Christina Jackson, star de « Devotion », joue « le cœur » du drame de guerre


Du point de vue de Christina Jackson, le jeu l’a choisie, et non l’inverse. « J’étais toujours très animé, et mes parents pensaient que je [might become] avocate », se souvient Jackson, 35 ans, de ses années de formation à Plainfield, New Jersey. La vocation qu’elle allait faire de sa carrière d’adulte s’est présentée pour la première fois lorsque Jackson était en septième année. « Il n’y avait pas grand-chose de disponible – comme, je ne suivais pas de cours de karaté, je ne faisais pas de ballet », dit-elle du moment où un enseignant de son collège lui a suggéré de rejoindre le club de théâtre.

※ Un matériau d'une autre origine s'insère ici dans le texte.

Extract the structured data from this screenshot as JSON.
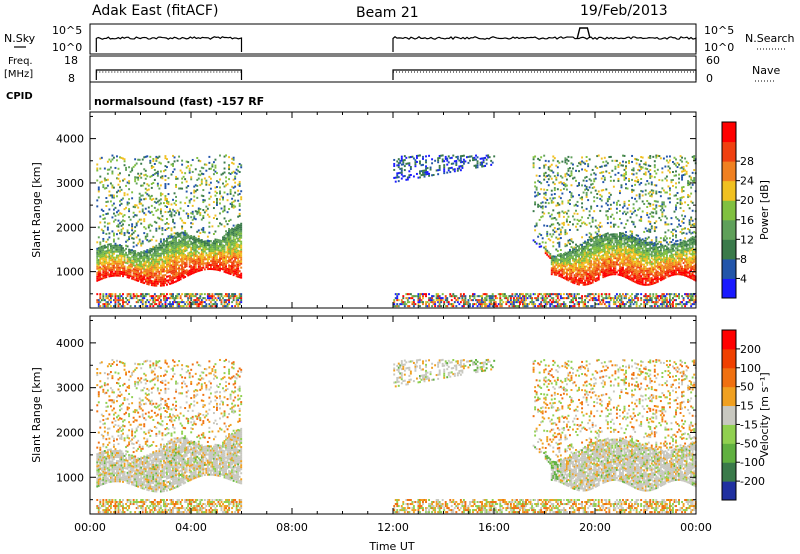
{
  "header": {
    "station": "Adak East (fitACF)",
    "beam": "Beam 21",
    "date": "19/Feb/2013"
  },
  "summary": {
    "nsky_label": "N.Sky",
    "nsearch_label": "N.Search",
    "freq_label_1": "Freq.",
    "freq_label_2": "[MHz]",
    "nave_label": "Nave",
    "cpid_label": "CPID",
    "cpid_text": "normalsound (fast) -157 RF",
    "noise_ticks": [
      "10^5",
      "10^0"
    ],
    "noise_right_ticks": [
      "10^5",
      "10^0"
    ],
    "freq_ticks": [
      "18",
      "8"
    ],
    "nave_ticks": [
      "60",
      "0"
    ]
  },
  "chart_data": [
    {
      "type": "heatmap",
      "name": "power",
      "ylabel": "Slant Range [km]",
      "ylim": [
        180,
        4600
      ],
      "xlim": [
        0,
        24
      ],
      "y_ticks": [
        1000,
        2000,
        3000,
        4000
      ],
      "colorbar": {
        "label": "Power [dB]",
        "ticks": [
          "4",
          "8",
          "12",
          "16",
          "20",
          "24",
          "28"
        ],
        "colors": [
          "#1a1aff",
          "#2255aa",
          "#3a7a4a",
          "#5fa05a",
          "#80c040",
          "#f0c020",
          "#f08020",
          "#f04010",
          "#ff0000"
        ]
      },
      "data_intervals_ut": [
        [
          0.25,
          6.0
        ],
        [
          12.0,
          24.0
        ]
      ],
      "features": [
        {
          "range": [
            700,
            1700
          ],
          "ut": [
            0.25,
            6.0
          ],
          "level": "strong"
        },
        {
          "range": [
            1700,
            3600
          ],
          "ut": [
            0.25,
            6.0
          ],
          "level": "moderate"
        },
        {
          "range": [
            700,
            2200
          ],
          "ut": [
            18.0,
            24.0
          ],
          "level": "strong"
        },
        {
          "range": [
            2200,
            3600
          ],
          "ut": [
            13.0,
            18.5
          ],
          "level": "weak"
        }
      ]
    },
    {
      "type": "heatmap",
      "name": "velocity",
      "ylabel": "Slant Range [km]",
      "xlabel": "Time UT",
      "ylim": [
        180,
        4600
      ],
      "xlim": [
        0,
        24
      ],
      "y_ticks": [
        1000,
        2000,
        3000,
        4000
      ],
      "x_ticks": [
        "00:00",
        "04:00",
        "08:00",
        "12:00",
        "16:00",
        "20:00",
        "00:00"
      ],
      "colorbar": {
        "label": "Velocity [m s⁻¹]",
        "ticks": [
          "200",
          "100",
          "50",
          "15",
          "-15",
          "-50",
          "-100",
          "-200"
        ],
        "colors": [
          "#2030a0",
          "#3a7a4a",
          "#60b040",
          "#90d050",
          "#c8c8c0",
          "#f0a020",
          "#f07010",
          "#f04000",
          "#ff0000"
        ]
      },
      "data_intervals_ut": [
        [
          0.25,
          6.0
        ],
        [
          12.0,
          24.0
        ]
      ]
    }
  ]
}
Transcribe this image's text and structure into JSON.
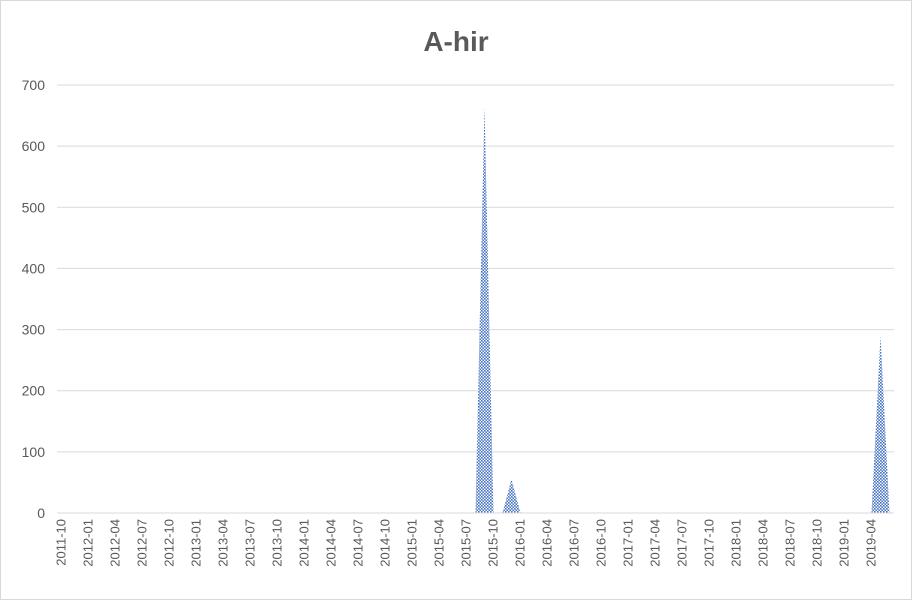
{
  "chart_data": {
    "type": "area",
    "title": "A-hir",
    "xlabel": "",
    "ylabel": "",
    "ylim": [
      0,
      700
    ],
    "y_ticks": [
      0,
      100,
      200,
      300,
      400,
      500,
      600,
      700
    ],
    "grid": true,
    "legend": "none",
    "x_start": "2011-10",
    "x_end": "2019-06",
    "x_tick_labels": [
      "2011-10",
      "2012-01",
      "2012-04",
      "2012-07",
      "2012-10",
      "2013-01",
      "2013-04",
      "2013-07",
      "2013-10",
      "2014-01",
      "2014-04",
      "2014-07",
      "2014-10",
      "2015-01",
      "2015-04",
      "2015-07",
      "2015-10",
      "2016-01",
      "2016-04",
      "2016-07",
      "2016-10",
      "2017-01",
      "2017-04",
      "2017-07",
      "2017-10",
      "2018-01",
      "2018-04",
      "2018-07",
      "2018-10",
      "2019-01",
      "2019-04"
    ],
    "series": [
      {
        "color": "#4472c4",
        "points": [
          {
            "x": "2015-08",
            "y": 0
          },
          {
            "x": "2015-09",
            "y": 665
          },
          {
            "x": "2015-10",
            "y": 0
          },
          {
            "x": "2015-11",
            "y": 0
          },
          {
            "x": "2015-12",
            "y": 55
          },
          {
            "x": "2016-01",
            "y": 0
          },
          {
            "x": "2019-04",
            "y": 0
          },
          {
            "x": "2019-05",
            "y": 290
          },
          {
            "x": "2019-06",
            "y": 0
          }
        ]
      }
    ]
  }
}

La connexion a été immédiate. « J’adore lire, j’adore raconter des histoires – j’adore tourner la page et être transporté dans le temps ou dans un autre monde », déclare Jackson. La découverte d’un talent pour l’interprétation l’a amenée à une école secondaire axée sur les arts, où elle s’est spécialisée en art dramatique. « Ce n’était plus un match. C’était un vrai travail.

Jackson a trouvé un manager avant d’obtenir son diplôme d’études secondaires et, peu de temps après, a commencé à auditionner pour des publicités. « Il n’y a jamais eu un moment où je me suis dit: » C’est ce que je veux faire «  », dit-elle. « J’étais mignon, j’étais amusant, j’ai bien suivi les instructions et j’ai gagné beaucoup d’argent en faisant des publicités. » C’était une bonne carrière et réitérait que jouer n’était pas seulement une activité créative – c’était aussi un travail. « Je n’étais pas une artiste affamée », dit-elle. « Mais avec le temps, je suis devenu meilleur et plus confiant, et plus d’emplois sont arrivés. »

Le rôle qui a changé sa carrière était Maybelle White sur HBO Boardwalk Empire, qui l’a soudainement amenée à des lectures de table avec Steve Buscemi et Michael K. Williams, ce dernier jouant le mari de son personnage. « J’étais assis là à penser, ‘Comment suis-je arrivé ici?’ Non pas que je ne le méritais pas, mais ça a été le tournant dans ma tête. Ils me font confiance pour apporter quelque chose à ce collectif.

Elle a également appris que la confiance fonctionne dans les deux sens. Lorsqu’elle a reçu pour la première fois l’appel du réalisateur JD Dillard à propos du rôle de Daisy Brown, l’épouse dévouée de l’aviateur de Jonathan Majors Jesse dans Sony Dévouement, elle n’était pas sûre du petit rôle. « Très vite, JD s’est dit : ‘Daisy est le cœur du film. Si elle n’est pas jouée par une actrice forte, ça ne colle pas’ », se souvient-elle. Lors de sa première rencontre avec Majors, l’acteur l’a dit de la même manière. « Il a dit que Daisy était un sanctuaire pour Jesse », dit-elle. «Je sais à quel point ce mot est profond, englobant et attaché. C’est du culte. C’est éthéré, c’est divin.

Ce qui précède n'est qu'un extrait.